Возможно, эту машину не остановить, говорит себе молодой человек, но меня она не получит. Я в этом участвовать не стану, не стану учиться машиностроению. Займусь чем-нибудь абсолютно непрактичным. Чем-нибудь красивым и бесполезным, что машина нипочем не поглотит. Вроде Гольдберг-вариаций. Что-нибудь да найдется. Во всяком случае, в ВТУ я не пойду. Не стану учиться машиностроению, сколько бы отец ни настаивал. Скорей уж наймусь возчиком в пивоварню.

Он резко отталкивается от стены склада и, готовый к мятежу, спрыгивает с погрузочной платформы. Но, еще не приземлившись на щебенку, опять падает духом, теряет решимость, а когда делает первые шаги по разболтанным плиткам дорожки, ведущей среди путей к зданию вокзала, из глубин его существа, через сердце в голову, потихоньку, но неудержимо, словно горький пузырек в шампанском, поднимается осознание, что он наверняка пойдет в ВТУ и будет учиться машиностроению, ведь, во-первых, не выдержит разрыва с отцом, во-вторых, у него сплошь отличные оценки по математике, физике и химии, а в-третьих, хоть убей, ему совершенно не приходит в голову, куда еще приложить свое одностороннее дарование, кроме как к изучению машиностроения в ВТУ.

Семафор между путями переключается на зеленый, открывает «зеленую улицу» скорому поезду на Женеву. В купе первого класса в один из первых ноябрьских дней 1924 года – трудно сказать, в тот же ли день и в тот же ли час, – сидит художник Эмиль Жильерон. Через Триест и Инсбрук он ездил по делам из Греции в Райслинген под Ульмом, с заказом для Вюртембергского метизного завода. На обратном пути он намеревается ненадолго заехать на Женевское озеро и похоронить на родной земле прах отца, который незадолго до своего семидесятитрехлетия скончался в одном из афинских ресторанов.

Отца тоже звали Эмиль Жильерон, он тоже проживал в Греции и был художником, а при том знаменитостью.

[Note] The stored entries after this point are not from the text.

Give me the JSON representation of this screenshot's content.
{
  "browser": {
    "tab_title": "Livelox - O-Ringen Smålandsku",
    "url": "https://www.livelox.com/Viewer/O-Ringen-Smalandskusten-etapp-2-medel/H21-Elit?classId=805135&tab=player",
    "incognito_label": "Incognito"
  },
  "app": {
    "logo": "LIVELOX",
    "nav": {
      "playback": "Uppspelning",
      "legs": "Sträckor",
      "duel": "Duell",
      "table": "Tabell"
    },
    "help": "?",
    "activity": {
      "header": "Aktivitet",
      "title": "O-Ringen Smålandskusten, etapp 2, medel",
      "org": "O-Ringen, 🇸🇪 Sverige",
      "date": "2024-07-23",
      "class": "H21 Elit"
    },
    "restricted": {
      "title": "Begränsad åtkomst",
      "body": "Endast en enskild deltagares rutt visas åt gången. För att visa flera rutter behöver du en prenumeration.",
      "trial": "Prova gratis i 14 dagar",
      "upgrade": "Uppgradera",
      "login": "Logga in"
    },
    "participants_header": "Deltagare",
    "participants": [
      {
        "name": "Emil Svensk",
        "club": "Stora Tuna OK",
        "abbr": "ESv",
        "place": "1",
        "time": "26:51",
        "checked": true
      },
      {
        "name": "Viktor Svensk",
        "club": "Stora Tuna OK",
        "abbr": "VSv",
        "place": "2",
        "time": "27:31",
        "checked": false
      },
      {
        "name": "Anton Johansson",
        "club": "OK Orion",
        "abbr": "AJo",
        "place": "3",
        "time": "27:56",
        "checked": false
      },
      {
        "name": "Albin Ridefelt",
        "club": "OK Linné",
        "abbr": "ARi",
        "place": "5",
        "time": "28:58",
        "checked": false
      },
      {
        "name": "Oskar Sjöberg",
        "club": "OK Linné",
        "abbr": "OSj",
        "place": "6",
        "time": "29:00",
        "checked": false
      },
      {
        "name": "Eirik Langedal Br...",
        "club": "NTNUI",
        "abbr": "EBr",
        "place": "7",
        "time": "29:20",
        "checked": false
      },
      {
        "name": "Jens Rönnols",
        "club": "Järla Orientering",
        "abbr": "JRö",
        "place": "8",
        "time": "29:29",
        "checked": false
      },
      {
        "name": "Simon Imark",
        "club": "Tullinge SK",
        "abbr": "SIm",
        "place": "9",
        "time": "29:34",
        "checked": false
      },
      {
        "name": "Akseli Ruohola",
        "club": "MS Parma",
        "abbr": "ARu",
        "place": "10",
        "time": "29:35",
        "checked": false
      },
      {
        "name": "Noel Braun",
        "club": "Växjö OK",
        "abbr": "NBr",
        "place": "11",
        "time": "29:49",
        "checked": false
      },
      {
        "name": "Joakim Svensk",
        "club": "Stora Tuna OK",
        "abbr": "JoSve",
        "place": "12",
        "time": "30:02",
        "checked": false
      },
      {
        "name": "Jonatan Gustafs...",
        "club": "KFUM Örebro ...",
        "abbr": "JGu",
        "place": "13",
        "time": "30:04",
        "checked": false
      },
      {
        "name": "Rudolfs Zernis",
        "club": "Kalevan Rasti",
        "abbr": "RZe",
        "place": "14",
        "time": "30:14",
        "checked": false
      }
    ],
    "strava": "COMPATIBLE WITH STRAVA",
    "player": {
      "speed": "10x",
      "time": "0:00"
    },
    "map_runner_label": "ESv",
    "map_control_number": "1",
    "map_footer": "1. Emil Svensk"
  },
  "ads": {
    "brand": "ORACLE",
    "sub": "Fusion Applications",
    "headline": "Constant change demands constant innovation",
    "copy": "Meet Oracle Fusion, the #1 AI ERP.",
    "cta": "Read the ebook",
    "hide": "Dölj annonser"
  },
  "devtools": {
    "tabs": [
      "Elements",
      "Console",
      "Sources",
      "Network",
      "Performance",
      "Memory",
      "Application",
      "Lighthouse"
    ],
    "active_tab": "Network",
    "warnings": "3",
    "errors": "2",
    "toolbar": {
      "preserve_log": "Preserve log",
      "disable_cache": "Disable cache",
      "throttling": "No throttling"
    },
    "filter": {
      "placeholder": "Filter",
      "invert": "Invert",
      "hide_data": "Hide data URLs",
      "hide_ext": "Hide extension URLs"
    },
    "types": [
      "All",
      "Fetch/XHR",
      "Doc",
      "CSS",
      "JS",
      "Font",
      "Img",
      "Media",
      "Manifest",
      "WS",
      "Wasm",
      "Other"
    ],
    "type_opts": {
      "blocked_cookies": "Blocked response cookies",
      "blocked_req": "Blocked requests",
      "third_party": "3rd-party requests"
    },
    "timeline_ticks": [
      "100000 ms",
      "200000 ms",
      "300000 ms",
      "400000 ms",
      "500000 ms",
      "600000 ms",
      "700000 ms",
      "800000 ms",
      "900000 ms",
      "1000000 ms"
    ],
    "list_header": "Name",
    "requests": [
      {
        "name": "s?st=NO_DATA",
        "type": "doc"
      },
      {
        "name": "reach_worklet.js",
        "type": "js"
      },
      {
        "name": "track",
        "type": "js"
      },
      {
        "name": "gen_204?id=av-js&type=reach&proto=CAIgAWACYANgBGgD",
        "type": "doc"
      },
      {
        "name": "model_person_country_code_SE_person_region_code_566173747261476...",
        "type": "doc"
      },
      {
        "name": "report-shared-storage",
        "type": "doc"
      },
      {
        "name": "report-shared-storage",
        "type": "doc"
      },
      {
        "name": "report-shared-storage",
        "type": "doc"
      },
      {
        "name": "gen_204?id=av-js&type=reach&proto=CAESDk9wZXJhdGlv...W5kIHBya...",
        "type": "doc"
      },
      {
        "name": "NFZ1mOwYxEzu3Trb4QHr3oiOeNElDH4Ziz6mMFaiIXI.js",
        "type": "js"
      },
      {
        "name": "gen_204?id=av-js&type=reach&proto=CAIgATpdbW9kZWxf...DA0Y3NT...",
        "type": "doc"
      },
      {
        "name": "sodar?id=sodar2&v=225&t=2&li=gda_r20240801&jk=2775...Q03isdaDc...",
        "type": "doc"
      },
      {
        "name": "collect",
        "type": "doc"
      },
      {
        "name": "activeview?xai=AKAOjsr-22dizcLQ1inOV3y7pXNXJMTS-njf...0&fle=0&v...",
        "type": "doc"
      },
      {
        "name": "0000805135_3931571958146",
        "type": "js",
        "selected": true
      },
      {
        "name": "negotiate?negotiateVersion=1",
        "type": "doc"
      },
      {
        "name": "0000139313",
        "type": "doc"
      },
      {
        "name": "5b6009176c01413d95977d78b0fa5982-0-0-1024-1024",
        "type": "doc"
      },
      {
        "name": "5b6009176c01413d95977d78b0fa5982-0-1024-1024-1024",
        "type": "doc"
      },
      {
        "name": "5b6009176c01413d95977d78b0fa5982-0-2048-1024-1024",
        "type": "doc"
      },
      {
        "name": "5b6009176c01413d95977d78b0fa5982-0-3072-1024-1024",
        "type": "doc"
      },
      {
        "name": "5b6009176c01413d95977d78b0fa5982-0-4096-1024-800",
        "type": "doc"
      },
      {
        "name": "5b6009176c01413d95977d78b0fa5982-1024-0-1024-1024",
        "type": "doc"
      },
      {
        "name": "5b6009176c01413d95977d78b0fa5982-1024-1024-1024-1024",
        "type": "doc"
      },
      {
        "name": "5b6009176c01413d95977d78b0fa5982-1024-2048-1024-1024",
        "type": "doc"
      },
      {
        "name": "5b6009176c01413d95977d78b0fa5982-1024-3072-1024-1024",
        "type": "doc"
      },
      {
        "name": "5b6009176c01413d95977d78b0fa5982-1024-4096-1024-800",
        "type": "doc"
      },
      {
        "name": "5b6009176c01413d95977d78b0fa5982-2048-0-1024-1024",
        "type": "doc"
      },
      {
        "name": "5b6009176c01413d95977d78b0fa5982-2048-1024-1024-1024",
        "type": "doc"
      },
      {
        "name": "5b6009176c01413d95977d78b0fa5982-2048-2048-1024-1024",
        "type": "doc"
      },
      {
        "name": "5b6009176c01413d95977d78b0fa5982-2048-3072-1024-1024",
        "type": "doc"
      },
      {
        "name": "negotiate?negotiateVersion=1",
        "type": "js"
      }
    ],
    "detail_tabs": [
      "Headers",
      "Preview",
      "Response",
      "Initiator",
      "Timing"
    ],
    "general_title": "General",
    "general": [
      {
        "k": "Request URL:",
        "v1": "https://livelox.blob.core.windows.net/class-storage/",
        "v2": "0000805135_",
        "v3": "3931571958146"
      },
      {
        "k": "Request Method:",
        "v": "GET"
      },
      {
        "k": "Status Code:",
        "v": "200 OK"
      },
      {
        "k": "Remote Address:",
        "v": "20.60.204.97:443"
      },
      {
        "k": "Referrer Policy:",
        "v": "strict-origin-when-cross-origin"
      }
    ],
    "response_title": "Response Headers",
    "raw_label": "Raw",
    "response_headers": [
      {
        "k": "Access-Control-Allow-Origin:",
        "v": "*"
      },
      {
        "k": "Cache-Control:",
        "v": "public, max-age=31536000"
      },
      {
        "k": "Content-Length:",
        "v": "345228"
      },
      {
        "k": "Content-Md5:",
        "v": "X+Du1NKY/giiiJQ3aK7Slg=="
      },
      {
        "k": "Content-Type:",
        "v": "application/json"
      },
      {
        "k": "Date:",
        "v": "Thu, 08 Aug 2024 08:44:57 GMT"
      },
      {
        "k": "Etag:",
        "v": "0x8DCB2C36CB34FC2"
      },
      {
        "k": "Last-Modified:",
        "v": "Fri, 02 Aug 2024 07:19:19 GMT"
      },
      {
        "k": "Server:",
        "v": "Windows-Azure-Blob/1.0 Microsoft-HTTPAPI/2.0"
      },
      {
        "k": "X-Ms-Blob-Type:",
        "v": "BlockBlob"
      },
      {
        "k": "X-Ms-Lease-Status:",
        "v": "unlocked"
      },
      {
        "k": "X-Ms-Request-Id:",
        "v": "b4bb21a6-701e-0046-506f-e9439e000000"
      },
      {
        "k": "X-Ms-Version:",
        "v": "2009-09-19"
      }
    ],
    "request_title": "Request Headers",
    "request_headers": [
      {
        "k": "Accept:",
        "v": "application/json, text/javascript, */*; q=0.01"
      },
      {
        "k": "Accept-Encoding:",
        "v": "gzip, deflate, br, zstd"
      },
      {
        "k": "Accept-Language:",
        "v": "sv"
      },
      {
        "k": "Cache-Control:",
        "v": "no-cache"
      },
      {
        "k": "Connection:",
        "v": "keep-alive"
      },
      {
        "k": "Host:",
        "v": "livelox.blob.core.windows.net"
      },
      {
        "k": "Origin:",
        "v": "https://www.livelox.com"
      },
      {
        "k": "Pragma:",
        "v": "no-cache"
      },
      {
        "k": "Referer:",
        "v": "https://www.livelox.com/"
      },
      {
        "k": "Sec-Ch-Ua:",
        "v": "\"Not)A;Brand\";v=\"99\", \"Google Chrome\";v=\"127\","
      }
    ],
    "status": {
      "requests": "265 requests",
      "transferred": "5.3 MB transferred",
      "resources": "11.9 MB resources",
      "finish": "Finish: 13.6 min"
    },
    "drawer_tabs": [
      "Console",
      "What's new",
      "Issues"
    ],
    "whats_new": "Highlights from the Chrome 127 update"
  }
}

Как рисовальщик он сопровождал Генриха Шлимана[1] на раскопках в Трое и Микенах, создал для греческой почты серию марок, служил учителем рисования в королевском семействе, выстроил себе солидный дом с роскошным видом на Акрополь и сделал из сына превосходного делового партнера. Поэтому для семьи стало большим сюрпризом, когда после вскрытия завещания обнаружились одни только долги и выяснилось, что Жильероны жили на широкую ногу, однако ж всегда едва сводили концы с концами.

Замешательство близких усилилось еще и оттого, что в завещании покойный высказал пожелание быть похороненным на старой родине, на Женевском озере; ведь официальная, законная репатриация трупа через три или четыре государственные границы сопряжена с финансовыми и административными затратами, которые по карману разве что Папе Римскому, королю Англии или какому-нибудь американскому железнодорожному магнату. Мало-мальски осуществима была только тайная перевозка после кремации. Хотя кремация в православной Греции находилась под запретом и за нее грозило суровое наказание, в посольском квартале Афин существовали похоронные агентства, специализировавшиеся на зарубежной клиентуре. За особую мзду они в день похорон доставляли попу на кладбище гроб, где вместо покойника лежали мешки с песком, а тело скрытно вывозили на подпольную кремацию.

Эмиль Жильерон наотрез отказался выслушать подробности означенной услуги; он не хотел знать, какой булочник, гончар или слесарь ночью предоставлял похоронщикам свою печь, а утром снова пек в ней булочки или обжигал кувшины для воды. Лишь во время плавания из Пирея в Триест на пакетботе компании «Триестинский Ллойд» ему пришло в голову, что он никогда в точности не узнает, вправду ли отца кремировали или бросили на корм акулам и не наполнена ли сигарная коробка в его чемодане прахом чужого человека, а то и размолотыми костями уличной собаки.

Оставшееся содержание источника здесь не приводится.